Moi, je n’en refuse pas, je bois à  tous les plaisirs, mais j’ai dû apprendre à me contenter de ce que j’ai. J’ai dû apprendre à voler pour manger.  J’ai  aussi  appris  que derrière leur hypocrisie, tous les hommes aiment se faire sucer. Ce n’est pas plus indécent de le faire pour manger que de se laisser mourir de faim parce qu’une petite bande de profiteurs dominent un pays et possèdent presque tout.
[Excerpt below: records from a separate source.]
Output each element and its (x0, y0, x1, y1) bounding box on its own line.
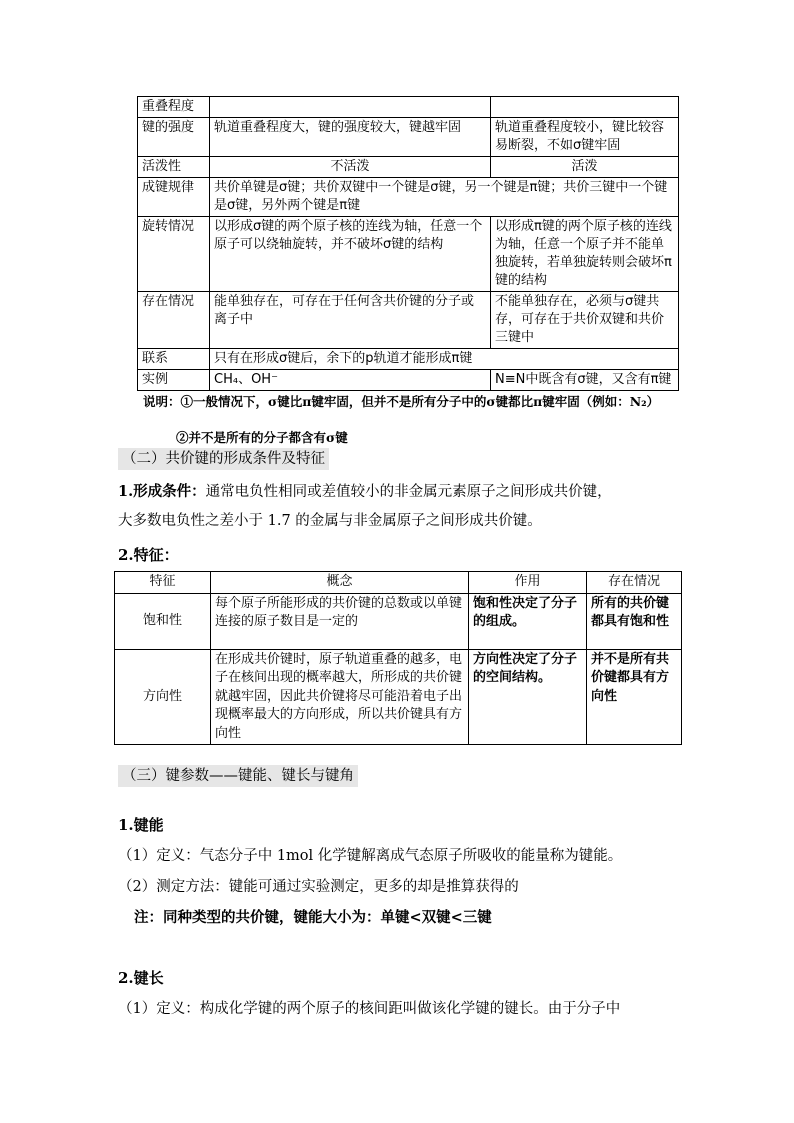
sigma-cell: 不活泼 (210, 157, 491, 178)
row-label: 存在情况 (138, 292, 210, 349)
merged-cell: 只有在形成σ键后，余下的p轨道才能形成π键 (210, 349, 679, 370)
formation-condition-line1 (118, 482, 612, 502)
concept-cell: 在形成共价键时，原子轨道重叠的越多，电子在核间出现的概率越大，所形成的共价键就越牢固，因此共价键将尽可能沿着电子出现概率最大的方向形成，所以共价键具有方向性 (211, 649, 469, 745)
pi-cell: 活泼 (491, 157, 679, 178)
table-row (115, 593, 682, 649)
sigma-cell: 以形成σ键的两个原子核的连线为轴，任意一个原子可以绕轴旋转，并不破坏σ键的结构 (210, 217, 491, 292)
bond-length-heading: 2.键长 (118, 969, 164, 987)
feature-name: 方向性 (115, 649, 211, 745)
bond-length-definition: （1）定义：构成化学键的两个原子的核间距叫做该化学键的键长。由于分子中 (118, 1001, 621, 1017)
table-row (138, 118, 679, 157)
section-heading: （二）共价键的形成条件及特征 (118, 448, 329, 470)
table-header-row (115, 572, 682, 594)
column-header: 概念 (211, 572, 469, 594)
table-row (138, 97, 679, 118)
row-label: 实例 (138, 370, 210, 391)
table-row (115, 649, 682, 745)
sigma-pi-comparison-table (137, 96, 679, 391)
table-row (138, 370, 679, 391)
pi-cell: 轨道重叠程度较小，键比较容易断裂，不如σ键牢固 (491, 118, 679, 157)
sigma-cell: CH₄、OH⁻ (210, 370, 491, 391)
bond-energy-definition: （1）定义：气态分子中 1mol 化学键解离成气态原子所吸收的能量称为键能。 (118, 848, 623, 864)
pi-cell: 不能单独存在，必须与σ键共存，可存在于共价双键和共价三键中 (491, 292, 679, 349)
feature-name: 饱和性 (115, 593, 211, 649)
features-label: 2.特征： (118, 546, 179, 564)
role-cell: 饱和性决定了分子的组成。 (469, 593, 587, 649)
table-row (138, 157, 679, 178)
pi-cell: 以形成π键的两个原子核的连线为轴，任意一个原子并不能单独旋转，若单独旋转则会破坏π键的结构 (491, 217, 679, 292)
exist-cell: 并不是所有共价键都具有方向性 (587, 649, 682, 745)
characteristics-table (114, 571, 682, 745)
row-label: 活泼性 (138, 157, 210, 178)
pi-cell (491, 97, 679, 118)
note-2: ②并不是所有的分子都含有σ键 (176, 430, 348, 445)
bond-energy-method: （2）测定方法：键能可通过实验测定，更多的却是推算获得的 (118, 879, 519, 895)
row-label: 重叠程度 (138, 97, 210, 118)
column-header: 作用 (469, 572, 587, 594)
table-row (138, 217, 679, 292)
merged-cell: 共价单键是σ键；共价双键中一个键是σ键，另一个键是π键；共价三键中一个键是σ键，另外两个键是π键 (210, 178, 679, 217)
sigma-cell: 能单独存在，可存在于任何含共价键的分子或离子中 (210, 292, 491, 349)
row-label: 旋转情况 (138, 217, 210, 292)
column-header: 存在情况 (587, 572, 682, 594)
row-label: 联系 (138, 349, 210, 370)
sigma-cell (210, 97, 491, 118)
table-row (138, 178, 679, 217)
row-label: 成键规律 (138, 178, 210, 217)
bond-energy-heading: 1.键能 (118, 816, 164, 834)
row-label: 键的强度 (138, 118, 210, 157)
table-row (138, 292, 679, 349)
bond-energy-note: 注：同种类型的共价键，键能大小为：单键<双键<三键 (134, 909, 492, 926)
table-row (138, 349, 679, 370)
formation-condition-label: 1.形成条件： (118, 483, 206, 500)
formation-condition-text: 通常电负性相同或差值较小的非金属元素原子之间形成共价键， (205, 484, 612, 500)
sigma-cell: 轨道重叠程度大，键的强度较大，键越牢固 (210, 118, 491, 157)
exist-cell: 所有的共价键都具有饱和性 (587, 593, 682, 649)
column-header: 特征 (115, 572, 211, 594)
role-cell: 方向性决定了分子的空间结构。 (469, 649, 587, 745)
note-1: 说明：①一般情况下，σ键比π键牢固，但并不是所有分子中的σ键都比π键牢固（例如：N₂） (143, 394, 660, 409)
formation-condition-line2: 大多数电负性之差小于 1.7 的金属与非金属原子之间形成共价键。 (118, 513, 542, 529)
pi-cell: N≡N中既含有σ键，又含有π键 (491, 370, 679, 391)
section-heading: （三）键参数——键能、键长与键角 (118, 765, 358, 787)
concept-cell: 每个原子所能形成的共价键的总数或以单键连接的原子数目是一定的 (211, 593, 469, 649)
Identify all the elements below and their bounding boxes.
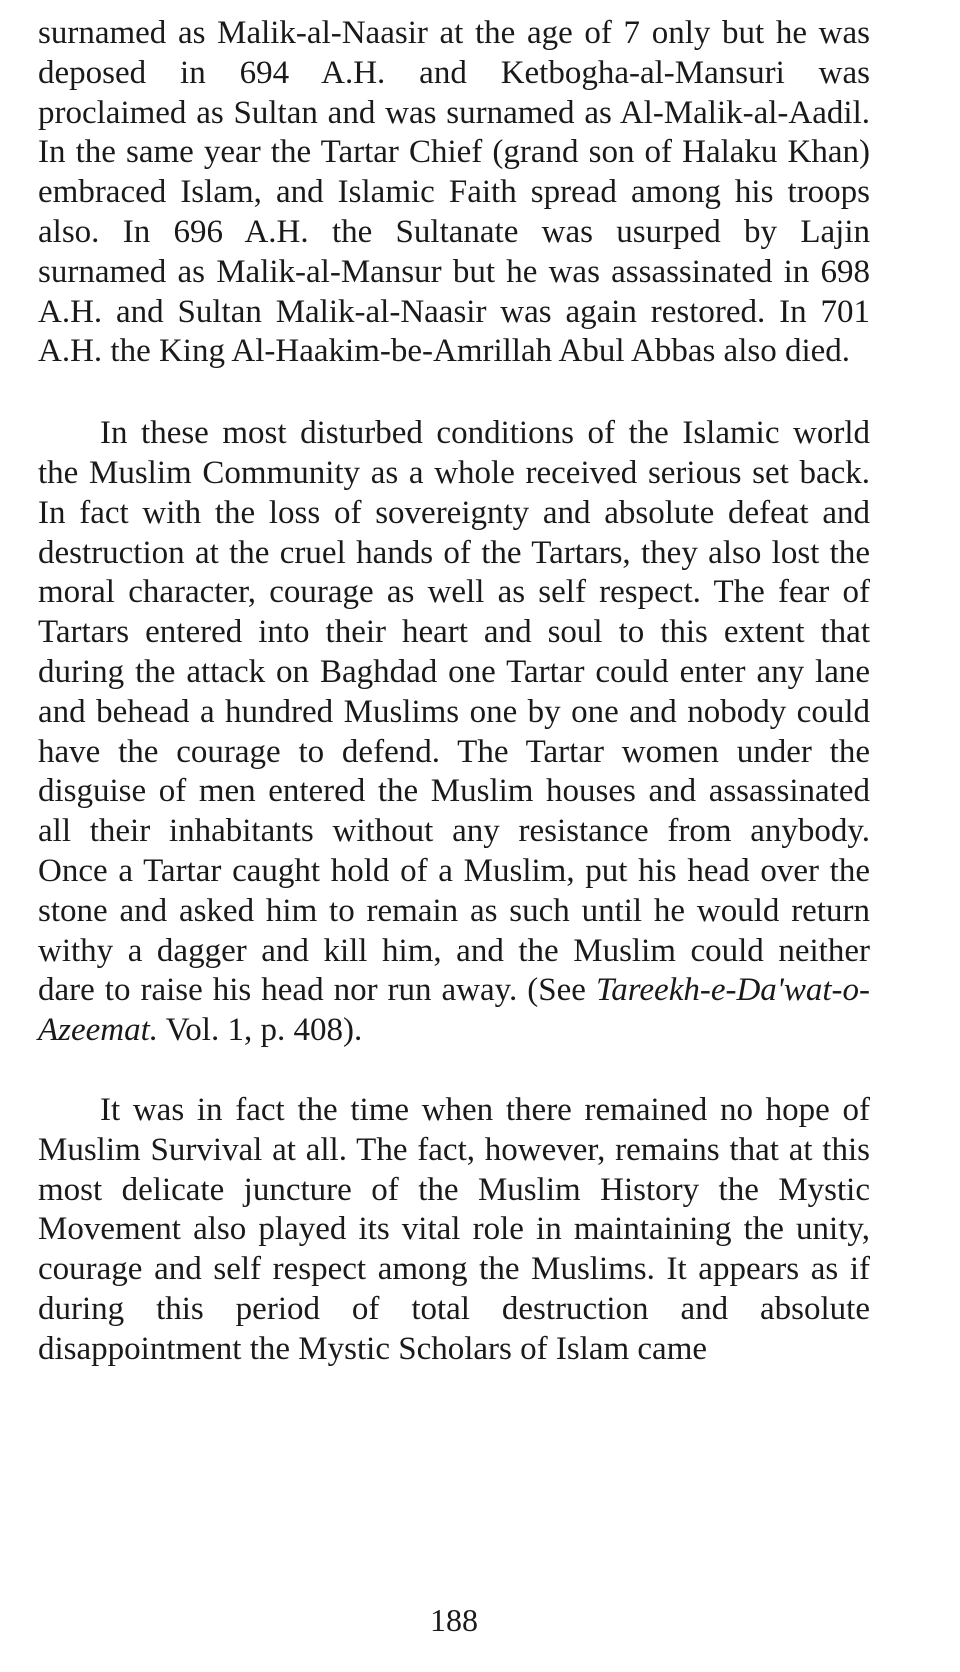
paragraph-2	[38, 414, 870, 1051]
page-number: 188	[430, 1602, 478, 1638]
paragraph-1: surnamed as Malik-al-Naasir at the age of 7 only but he was deposed in 694 A.H. and Ketbogha-al-Mansuri was proclaimed as Sultan and was surnamed as Al-Malik-al-Aadil. In the same year the Tartar Chief (grand son of Halaku Khan) embraced Islam, and Islamic Faith spread among his troops also. In 696 A.H. the Sultanate was usurped by Lajin surnamed as Malik-al-Mansur but he was assassinated in 698 A.H. and Sultan Malik-al-Naasir was again restored. In 701 A.H. the King Al-Haakim-be-Amrillah Abul Abbas also died.	[38, 15, 870, 370]
citation-title: Tareekh-e-Da'wat-o-Azeemat.	[38, 972, 871, 1049]
citation-volume-page: Vol. 1, p. 408).	[165, 1012, 363, 1049]
paragraph-2-body: In these most disturbed conditions of the Islamic world the Muslim Community as a whole received serious set back. In fact with the loss of sovereignty and absolute defeat and destruction at the cruel hands of the Tartars, they also lost the moral character, courage as well as self respect. The fear of Tartars entered into their heart and soul to this extent that during the attack on Baghdad one Tartar could enter any lane and behead a hundred Muslims one by one and nobody could have the courage to defend. The Tartar women under the disguise of men entered the Muslim houses and assassinated all their inhabitants without any resistance from anybody. Once a Tartar caught hold of a Muslim, put his head over the stone and asked him to remain as such until he would return withy a dagger and kill him, and the Muslim could neither dare to raise his head nor run away. (See	[38, 415, 870, 1009]
book-page	[38, 14, 870, 1654]
paragraph-3: It was in fact the time when there remained no hope of Muslim Survival at all. The fact, however, remains that at this most delicate juncture of the Muslim History the Mystic Movement also played its vital role in maintaining the unity, courage and self respect among the Muslims. It appears as if during this period of total destruction and absolute disappointment the Mystic Scholars of Islam came	[38, 1091, 870, 1367]
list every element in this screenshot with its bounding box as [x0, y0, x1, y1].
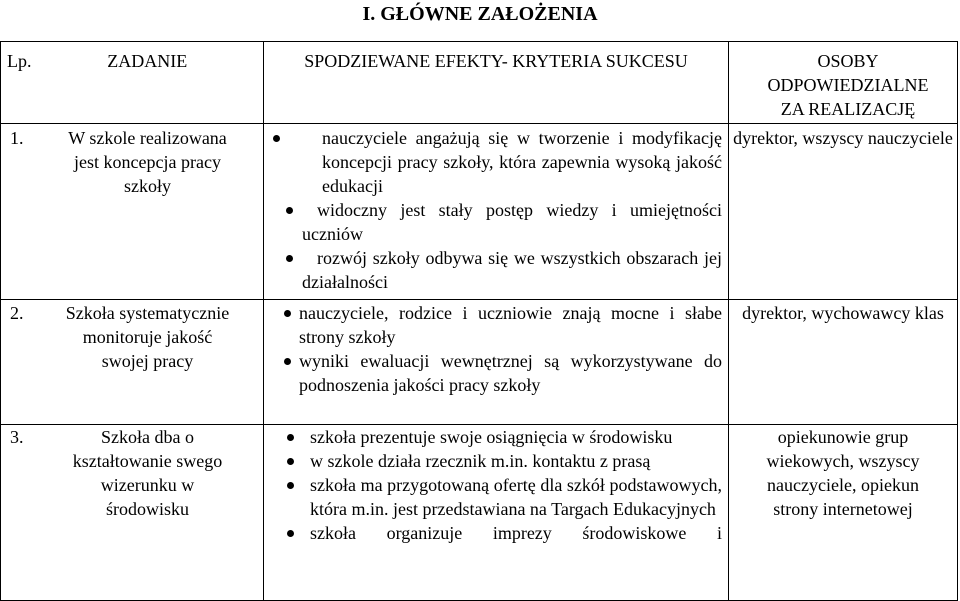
task-cell	[1, 425, 264, 601]
header-task-cell	[1, 42, 264, 124]
criteria-cell	[264, 300, 729, 425]
bullet-icon	[273, 135, 280, 142]
task-cell	[1, 124, 264, 300]
list-item: wyniki ewaluacji wewnętrznej są wykorzystywane do podnoszenia jakości pracy szkoły	[284, 349, 722, 397]
criteria-list	[284, 126, 728, 294]
list-item: szkoła prezentuje swoje osiągnięcia w środowisku	[284, 425, 722, 449]
responsible-cell	[729, 124, 958, 300]
list-item: rozwój szkoły odbywa się we wszystkich obszarach jej działalności	[284, 246, 722, 294]
list-item: nauczyciele, rodzice i uczniowie znają mocne i słabe strony szkoły	[284, 301, 722, 349]
row-number: 3.	[10, 427, 24, 447]
task-text: W szkole realizowana jest koncepcja pracy szkoły	[68, 128, 227, 196]
task-text: Szkoła dba o kształtowanie swego wizerunku w środowisku	[72, 427, 223, 519]
list-item: szkoła ma przygotowaną ofertę dla szkół podstawowych, która m.in. jest przedstawiana na Targach Edukacyjnych	[284, 473, 722, 521]
criteria-list	[284, 301, 728, 397]
header-effects: SPODZIEWANE EFEKTY- KRYTERIA SUKCESU	[304, 51, 688, 71]
bullet-icon	[286, 207, 293, 214]
header-lp: Lp.	[7, 51, 32, 71]
bullet-icon	[287, 434, 294, 441]
list-item: szkoła organizuje imprezy środowiskowe i	[284, 521, 722, 545]
header-task: ZADANIE	[107, 51, 188, 71]
criteria-cell	[264, 124, 729, 300]
bullet-icon	[287, 530, 294, 537]
task-text: Szkoła systematycznie monitoruje jakość swojej pracy	[65, 303, 230, 371]
row-number: 1.	[10, 128, 24, 148]
goals-table	[0, 41, 958, 601]
bullet-icon	[284, 358, 291, 365]
list-item: widoczny jest stały postęp wiedzy i umiejętności uczniów	[284, 198, 722, 246]
list-item: w szkole działa rzecznik m.in. kontaktu z prasą	[284, 449, 722, 473]
header-responsible: OSOBY ODPOWIEDZIALNE ZA REALIZACJĘ	[767, 51, 929, 119]
criteria-list	[284, 425, 728, 545]
responsible-text: dyrektor, wszyscy nauczyciele	[733, 128, 953, 148]
bullet-icon	[286, 255, 293, 262]
table-header-row	[1, 42, 958, 124]
bullet-icon	[287, 482, 294, 489]
row-number: 2.	[10, 303, 24, 323]
responsible-cell	[729, 300, 958, 425]
responsible-text: dyrektor, wychowawcy klas	[742, 303, 944, 323]
bullet-icon	[287, 458, 294, 465]
header-responsible-cell	[729, 42, 958, 124]
table-row	[1, 300, 958, 425]
table-row	[1, 425, 958, 601]
header-effects-cell	[264, 42, 729, 124]
bullet-icon	[284, 310, 291, 317]
page-title: I. GŁÓWNE ZAŁOŻENIA	[362, 3, 598, 25]
responsible-text: opiekunowie grup wiekowych, wszyscy nauczyciele, opiekun strony internetowej	[766, 427, 920, 519]
task-cell	[1, 300, 264, 425]
list-item: nauczyciele angażują się w tworzenie i modyfikację koncepcji pracy szkoły, która zapewnia wysoką jakość edukacji	[284, 126, 722, 198]
table-row	[1, 124, 958, 300]
responsible-cell	[729, 425, 958, 601]
criteria-cell	[264, 425, 729, 601]
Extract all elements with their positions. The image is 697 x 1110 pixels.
Penses-tu que le gars qui te charge cinq  fois le prix de  la valeur réelle d’un produit est un voleur ? Non, dans notre civilisation, c’est un marchand. Le propriétaire  de la  mine qui exploite les enfants au travail est-il un salaud? Mais non, il apporte des revenus à la Cité. Il peut tuer, car  il rapporte  de l’argent, du pouvoir. Que les prêtres droguent des enfants pour les mener en sacrifices, à leur dieu, c’est  tellement mieux qu’un petit malfaiteur ! Ils oubieront ces sacrifices humains, mais se rappelleront malgré le nombre des années que tel prêtre à masturber tel garçon. Ça deviendra une vrai mafia légale que ce besoin de se venger du passé.

Croisos

Comment as-tu survécu après la forêt?

Diogène

J’ai trouvé un sénateur qui avait besoin de bras. Je me suis offert et j’ai travaillé à en devenir fou, sans compter les raclées qu’il me donnait. J’étais un esclave.

Croisos

Il t’avait acheté?

Diogène

On n’a pas à être acheté pour être un esclave. Un esclave est toute personne qui n’a pas le choix de travailler et de choisir son emploi.

lvoitou

On dirait le monde industriel avant la lettre, avant que l’on reconnaisse l’égalité homme femme pour avoir un plus grand choix de main d’œuvre. Plus les couples travailleront, plus le coût de la vie sera élevé. Plus ils devront travailler. Ainsi, tous devront toujours travailler pour de moins en moins bons salaires. On appellera cet esclavage : le système néo-libéral capitaliste.

Croisos

Où est Virus ?

Platon

Dans sa chambre. Amfèpétéléplom ne veut pas qu’ils viennent nous trouver. Elle est jalouse et elle a peur qu’il se retrouve parmi les hommes. Elle croit qu’il pourrait l’abandon ner ou rechanger d’orientation sexuelle.

Croisos

Pauvre enfant ! Il est non seulement prisonnier de nos préjugés, mais des griffes de sa bien-aimée. Il doit être masochiste.

Platon.

C’est son choix, on doit le respecter.